Sophie wrote:

> Something I'm noticing is that many of these preorders involve some sort of function \$$f: \mathbb{C} \to \mathbb{R}\$$. Then we use the familiar ordering from \$$\mathbb R\$$ to give us an ordering on \$$\mathbb{C}\$$ by saying that $$z \leq z' \text{ iff } f(z) \leq f(z').$$

> To make monoidal-ness of the ordering on \$$\mathbb C\$$ follow from the monoidal-ness of \$$\mathbb R\$$, we would need that \$$f(z + z') = f(z) + f(z')\$$. In other words, \$$f\$$ must be a homomorphism!

> I suspect that we could play this trick with other monoidal pre-orders besides \$$\mathbb R\$$.

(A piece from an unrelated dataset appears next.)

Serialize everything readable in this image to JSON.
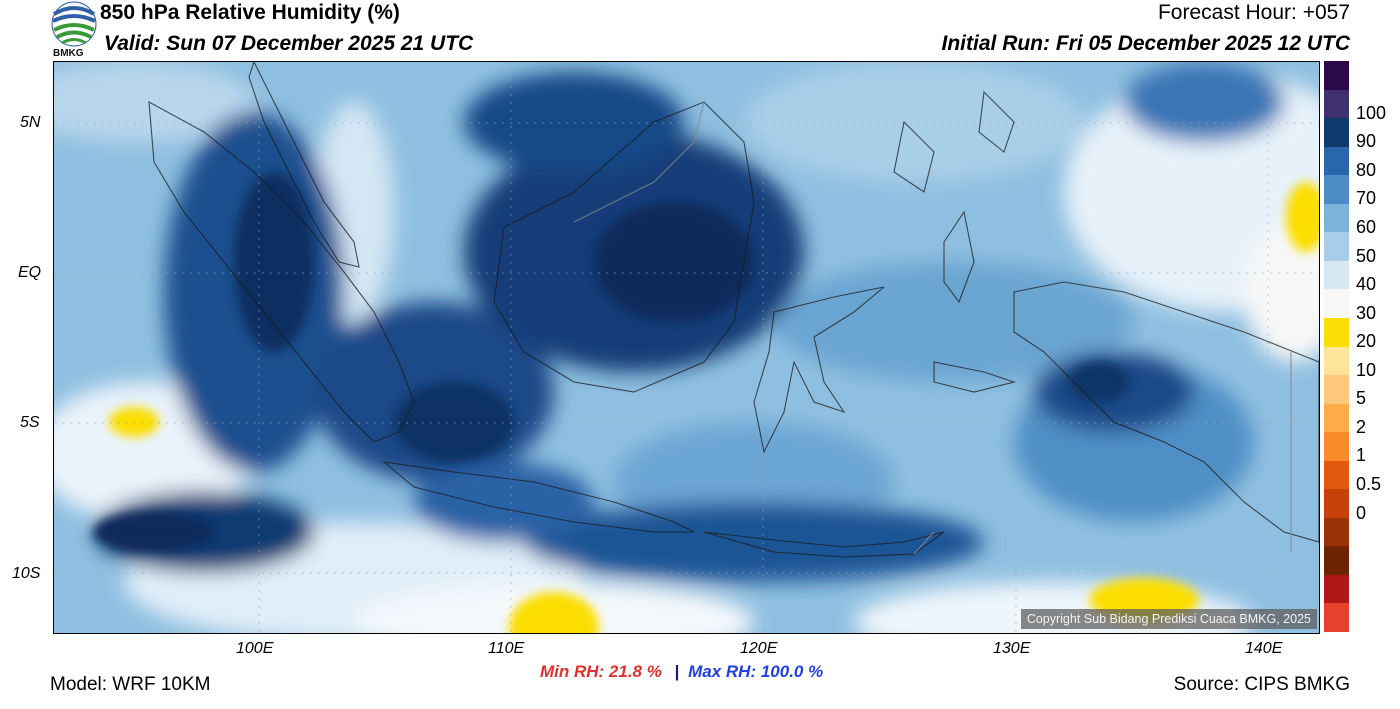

Excellent observations! The true mathematician wants to generalize. You've inspired me to pose these puzzles:

**Puzzle 75.** Suppose \$$(Y, \le_Y) \$$ is a preorder, \$$X\$$ is a set and \$$f : X \to Y\$$ is any function. Define a relation \$$\le_X\$$ on \$$X\$$ by

$x \le_X x' \textrm{ if and only if } f(x) \le_Y f(x') .$

Show that \$$(X, \le_X ) \$$ is a preorder.

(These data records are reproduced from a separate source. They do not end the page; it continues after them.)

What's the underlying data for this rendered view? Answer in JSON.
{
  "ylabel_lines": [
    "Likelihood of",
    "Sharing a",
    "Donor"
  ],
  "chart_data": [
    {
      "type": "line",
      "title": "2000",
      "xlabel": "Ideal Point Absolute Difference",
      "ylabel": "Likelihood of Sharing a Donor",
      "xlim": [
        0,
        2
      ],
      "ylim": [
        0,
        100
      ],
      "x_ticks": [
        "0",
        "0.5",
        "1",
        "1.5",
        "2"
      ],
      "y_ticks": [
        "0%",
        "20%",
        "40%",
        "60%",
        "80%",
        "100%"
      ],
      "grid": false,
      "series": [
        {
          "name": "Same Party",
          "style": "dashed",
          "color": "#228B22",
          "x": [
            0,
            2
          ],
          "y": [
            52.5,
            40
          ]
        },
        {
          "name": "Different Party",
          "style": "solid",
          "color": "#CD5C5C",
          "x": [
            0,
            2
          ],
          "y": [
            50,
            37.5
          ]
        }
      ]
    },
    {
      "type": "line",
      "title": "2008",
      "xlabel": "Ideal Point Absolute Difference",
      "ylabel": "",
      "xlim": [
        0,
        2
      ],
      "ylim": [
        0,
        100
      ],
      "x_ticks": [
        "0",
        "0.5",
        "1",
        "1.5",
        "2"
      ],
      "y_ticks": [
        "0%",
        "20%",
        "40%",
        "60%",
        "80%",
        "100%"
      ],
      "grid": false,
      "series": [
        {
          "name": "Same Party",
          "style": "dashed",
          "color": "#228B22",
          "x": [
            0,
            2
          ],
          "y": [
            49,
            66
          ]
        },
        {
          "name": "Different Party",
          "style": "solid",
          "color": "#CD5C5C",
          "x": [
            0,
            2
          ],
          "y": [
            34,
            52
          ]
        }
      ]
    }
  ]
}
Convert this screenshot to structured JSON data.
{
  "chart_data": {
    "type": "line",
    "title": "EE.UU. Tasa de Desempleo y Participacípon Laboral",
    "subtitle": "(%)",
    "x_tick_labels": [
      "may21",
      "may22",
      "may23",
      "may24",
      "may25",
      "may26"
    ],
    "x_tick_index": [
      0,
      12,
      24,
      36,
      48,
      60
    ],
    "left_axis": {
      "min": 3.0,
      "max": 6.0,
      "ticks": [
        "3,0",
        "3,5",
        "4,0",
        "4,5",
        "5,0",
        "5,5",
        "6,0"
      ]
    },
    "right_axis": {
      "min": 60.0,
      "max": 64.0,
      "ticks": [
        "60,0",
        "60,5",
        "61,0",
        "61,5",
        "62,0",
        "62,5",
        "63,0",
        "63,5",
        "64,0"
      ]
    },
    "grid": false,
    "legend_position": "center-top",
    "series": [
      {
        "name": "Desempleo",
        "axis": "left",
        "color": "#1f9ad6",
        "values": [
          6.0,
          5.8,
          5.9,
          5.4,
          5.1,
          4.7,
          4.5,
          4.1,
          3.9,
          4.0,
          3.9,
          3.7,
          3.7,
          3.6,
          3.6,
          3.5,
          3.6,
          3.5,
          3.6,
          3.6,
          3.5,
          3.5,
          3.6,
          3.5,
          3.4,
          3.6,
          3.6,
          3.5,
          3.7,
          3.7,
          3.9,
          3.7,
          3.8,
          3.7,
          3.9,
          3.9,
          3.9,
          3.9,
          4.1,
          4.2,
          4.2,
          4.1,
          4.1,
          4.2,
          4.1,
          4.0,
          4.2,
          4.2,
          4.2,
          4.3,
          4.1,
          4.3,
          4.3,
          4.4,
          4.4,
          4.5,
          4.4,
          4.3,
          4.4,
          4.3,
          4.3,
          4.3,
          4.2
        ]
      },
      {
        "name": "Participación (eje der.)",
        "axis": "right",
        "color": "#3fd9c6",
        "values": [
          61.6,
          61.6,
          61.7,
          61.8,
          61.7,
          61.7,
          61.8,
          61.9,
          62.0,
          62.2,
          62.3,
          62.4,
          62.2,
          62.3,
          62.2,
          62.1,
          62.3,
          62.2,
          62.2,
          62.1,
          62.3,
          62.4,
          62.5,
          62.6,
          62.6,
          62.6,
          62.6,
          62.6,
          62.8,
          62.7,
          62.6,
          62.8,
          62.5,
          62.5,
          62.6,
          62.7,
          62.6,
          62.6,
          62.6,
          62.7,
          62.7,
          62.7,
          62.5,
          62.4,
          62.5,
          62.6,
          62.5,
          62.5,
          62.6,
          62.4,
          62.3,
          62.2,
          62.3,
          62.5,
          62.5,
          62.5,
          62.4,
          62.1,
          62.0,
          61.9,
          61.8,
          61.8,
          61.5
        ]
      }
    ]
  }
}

**Puzzle 76.** Now suppose \$$(Y, \le_Y) \$$ is a poset. Under what conditions on \$$f\$$ can we conclude that \$$(X, \le_X ) \$$ defined as above is a poset?

**Puzzle 77.** Now suppose that \$$(Y, \le_Y, \otimes_Y, 1_Y) \$$ is a monoidal preorder, and \$$(X,\otimes_X,1_X ) \$$ is a monoid. Define \$$\le_X\$$ as above. Under what conditions on \$$f\$$ can we conclude that \$$(X,\le_X\otimes_X,1_X) \$$ is a monoidal preorder?